Een overgangszaal in het teken van de held toont een groot werk van Luc Tuymans geconfronteerd met onder meer een foto van spelende kinderen van Lewis Carroll. In allebei speelt het motief van de draak een rol. En Busine heeft natuurlijk ter gelegenheid van Mons 2015 (en zijn afscheid als directeur) een mooie tentoonstelling in ditzelfde MACS gewijd aan de draak, het symbool van Bergen.
De laatste, grote, vierkante zaal van het MACS heet Villa mon rêve en opent met een schilderijtje van Edgard Tytgat met een thema dat meteen de toon zet voor de hele zaal: het is een feesttafereeltje dat Invitation au Paradis heet en de schilder achter zijn ezel toont in een paradijselijke omgeving. Dat paradijs wordt verder geëvoceerd met een hele serie werken, van fraaie, oude affiches van de Côte d’Azur of Gevacolor tot opnieuw werk van Giuseppe Penone of een kleine spin van Louise Bourgeois. Planten, veel planten, of beter werken over planten, worden getoond, van de meest diverse origine: van 19de-eeuwse ontwerpen van behangpapier over grisailles van José María Sicilia, foto’s van Orla Barry en aquarellen van Bernd Lohaus, tot een serie oude amateurfoto’s waarin bloemen voorkomen. Jammer alleen dat de échte, niet afgebeelde, niet gefotografeerde/getekende/geschilderde natuur ontbreekt. Desalniettemin is het een paradijselijke zaal, zoals het doek van Tytgat bij de ingang al beloofde.

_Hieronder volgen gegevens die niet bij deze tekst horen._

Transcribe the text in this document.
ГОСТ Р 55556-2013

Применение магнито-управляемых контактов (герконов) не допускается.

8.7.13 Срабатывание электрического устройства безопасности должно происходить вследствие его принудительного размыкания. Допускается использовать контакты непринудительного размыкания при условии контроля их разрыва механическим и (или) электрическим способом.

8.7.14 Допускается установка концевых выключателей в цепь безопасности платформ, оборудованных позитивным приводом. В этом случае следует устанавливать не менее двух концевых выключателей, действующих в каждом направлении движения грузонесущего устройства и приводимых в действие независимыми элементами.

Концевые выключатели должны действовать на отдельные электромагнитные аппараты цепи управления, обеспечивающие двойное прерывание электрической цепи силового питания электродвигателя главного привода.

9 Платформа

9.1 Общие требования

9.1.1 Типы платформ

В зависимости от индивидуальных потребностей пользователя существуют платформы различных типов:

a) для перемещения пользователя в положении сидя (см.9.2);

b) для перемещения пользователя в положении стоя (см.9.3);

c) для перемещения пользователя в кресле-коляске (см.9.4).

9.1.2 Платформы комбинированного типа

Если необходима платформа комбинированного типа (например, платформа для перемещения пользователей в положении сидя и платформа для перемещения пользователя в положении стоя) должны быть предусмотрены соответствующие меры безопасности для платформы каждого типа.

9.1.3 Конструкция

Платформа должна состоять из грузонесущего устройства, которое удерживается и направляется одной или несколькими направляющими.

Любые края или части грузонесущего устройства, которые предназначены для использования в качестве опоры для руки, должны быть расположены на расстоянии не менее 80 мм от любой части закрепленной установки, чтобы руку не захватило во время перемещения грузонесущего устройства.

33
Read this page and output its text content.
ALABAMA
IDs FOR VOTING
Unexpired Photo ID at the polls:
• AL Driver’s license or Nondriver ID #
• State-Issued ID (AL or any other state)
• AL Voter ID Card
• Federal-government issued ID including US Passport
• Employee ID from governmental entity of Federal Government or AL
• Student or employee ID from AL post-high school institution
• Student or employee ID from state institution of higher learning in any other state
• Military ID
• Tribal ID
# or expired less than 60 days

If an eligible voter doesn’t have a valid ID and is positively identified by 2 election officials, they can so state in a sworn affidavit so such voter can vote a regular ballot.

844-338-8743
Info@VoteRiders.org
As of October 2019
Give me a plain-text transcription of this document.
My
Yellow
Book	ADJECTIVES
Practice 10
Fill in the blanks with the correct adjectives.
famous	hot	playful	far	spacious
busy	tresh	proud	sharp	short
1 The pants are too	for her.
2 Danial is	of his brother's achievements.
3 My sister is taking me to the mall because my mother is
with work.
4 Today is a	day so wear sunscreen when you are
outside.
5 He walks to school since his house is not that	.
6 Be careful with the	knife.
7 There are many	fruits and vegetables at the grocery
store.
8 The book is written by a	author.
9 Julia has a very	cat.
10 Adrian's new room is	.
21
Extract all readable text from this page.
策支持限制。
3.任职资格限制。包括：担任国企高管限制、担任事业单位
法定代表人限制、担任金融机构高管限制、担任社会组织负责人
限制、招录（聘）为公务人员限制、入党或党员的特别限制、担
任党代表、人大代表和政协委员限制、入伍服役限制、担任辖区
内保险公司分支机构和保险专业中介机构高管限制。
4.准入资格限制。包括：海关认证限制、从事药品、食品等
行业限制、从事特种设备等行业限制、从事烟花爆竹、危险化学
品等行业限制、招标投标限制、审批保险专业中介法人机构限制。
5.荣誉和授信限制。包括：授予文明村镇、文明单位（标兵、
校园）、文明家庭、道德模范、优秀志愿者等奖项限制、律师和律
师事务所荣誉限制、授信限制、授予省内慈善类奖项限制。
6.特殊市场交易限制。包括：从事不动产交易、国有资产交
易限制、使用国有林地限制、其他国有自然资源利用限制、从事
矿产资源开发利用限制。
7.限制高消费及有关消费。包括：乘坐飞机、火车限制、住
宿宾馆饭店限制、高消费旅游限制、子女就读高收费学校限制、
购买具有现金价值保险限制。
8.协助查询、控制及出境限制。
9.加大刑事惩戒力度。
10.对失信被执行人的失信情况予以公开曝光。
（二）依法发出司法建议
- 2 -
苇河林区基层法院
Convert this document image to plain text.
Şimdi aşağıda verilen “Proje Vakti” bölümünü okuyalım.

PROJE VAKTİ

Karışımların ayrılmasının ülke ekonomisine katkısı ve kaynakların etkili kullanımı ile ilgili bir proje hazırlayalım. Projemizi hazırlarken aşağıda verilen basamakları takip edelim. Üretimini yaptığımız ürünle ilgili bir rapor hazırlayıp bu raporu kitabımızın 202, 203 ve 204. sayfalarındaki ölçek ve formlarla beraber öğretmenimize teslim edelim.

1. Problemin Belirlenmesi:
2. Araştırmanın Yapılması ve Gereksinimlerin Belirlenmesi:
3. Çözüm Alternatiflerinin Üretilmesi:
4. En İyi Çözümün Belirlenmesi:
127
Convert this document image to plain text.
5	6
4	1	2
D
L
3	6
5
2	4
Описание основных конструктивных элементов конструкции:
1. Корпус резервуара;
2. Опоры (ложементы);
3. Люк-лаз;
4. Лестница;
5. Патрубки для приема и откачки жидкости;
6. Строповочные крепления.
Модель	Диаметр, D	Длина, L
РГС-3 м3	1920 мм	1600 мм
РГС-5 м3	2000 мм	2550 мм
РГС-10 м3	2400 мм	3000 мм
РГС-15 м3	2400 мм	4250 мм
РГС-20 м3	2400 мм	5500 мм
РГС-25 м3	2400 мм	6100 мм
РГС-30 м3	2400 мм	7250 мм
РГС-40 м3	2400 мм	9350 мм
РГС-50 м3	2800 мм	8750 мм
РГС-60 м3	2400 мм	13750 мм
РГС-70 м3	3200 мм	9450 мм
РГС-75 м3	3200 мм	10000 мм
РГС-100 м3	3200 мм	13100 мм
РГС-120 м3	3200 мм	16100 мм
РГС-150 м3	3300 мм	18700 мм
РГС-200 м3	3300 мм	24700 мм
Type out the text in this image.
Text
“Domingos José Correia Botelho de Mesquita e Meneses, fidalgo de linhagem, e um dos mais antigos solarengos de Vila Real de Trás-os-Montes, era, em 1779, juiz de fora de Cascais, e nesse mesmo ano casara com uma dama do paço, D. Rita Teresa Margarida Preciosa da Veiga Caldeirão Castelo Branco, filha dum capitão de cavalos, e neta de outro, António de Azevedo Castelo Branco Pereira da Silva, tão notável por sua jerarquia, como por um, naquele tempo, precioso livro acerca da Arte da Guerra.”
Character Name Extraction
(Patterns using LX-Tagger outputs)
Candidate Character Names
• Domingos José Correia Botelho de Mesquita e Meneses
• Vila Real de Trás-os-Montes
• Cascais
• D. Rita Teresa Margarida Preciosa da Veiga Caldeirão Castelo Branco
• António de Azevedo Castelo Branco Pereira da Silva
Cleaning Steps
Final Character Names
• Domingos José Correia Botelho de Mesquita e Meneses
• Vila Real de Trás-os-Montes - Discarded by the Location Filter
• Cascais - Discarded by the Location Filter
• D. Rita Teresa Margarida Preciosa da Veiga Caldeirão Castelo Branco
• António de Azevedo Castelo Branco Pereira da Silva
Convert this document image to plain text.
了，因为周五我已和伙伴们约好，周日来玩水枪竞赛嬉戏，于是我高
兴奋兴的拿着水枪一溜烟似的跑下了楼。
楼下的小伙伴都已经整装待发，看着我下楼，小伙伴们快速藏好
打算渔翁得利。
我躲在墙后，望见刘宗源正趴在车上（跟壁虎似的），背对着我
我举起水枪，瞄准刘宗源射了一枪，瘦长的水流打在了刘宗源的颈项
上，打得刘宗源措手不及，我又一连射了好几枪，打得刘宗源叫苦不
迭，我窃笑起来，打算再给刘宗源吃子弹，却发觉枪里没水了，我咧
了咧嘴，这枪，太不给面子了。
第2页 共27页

In de laatste ruimte, bij de uitgang, zetten enkele kleine werken een punt achter deze boeiende tentoonstelling. En opnieuw zijn ze erg heterogeen en bovendien minuscuul van formaat. Marie José Burki vraagt zich in een gele neon af wat Sint-Franciscus toch aan de vogels te vertellen kon hebben. En in een kleine toonkast liggen drie piepkleine objecten: een kleurkaart om kleurenblindheid te testen, een minischilderspaletje, en een werkje van Walter Swennen. Het is een blad uit een agenda waarop je klein gedrukt kan lezen: ‘Das Unbehagen in der Cultur’. En met de hand geschreven staan er vier namen die verhaspeld zijn tot adjectieven: ‘Rubince, Mémelinque, Breuguèle, Rambran’. De drie kleine objecten in de toonkast vormen samen een vreemde rebus. En misschien is dat ook de beste omschrijving van deze prachtige tentoonstelling: het is een rebus over leven en kunst.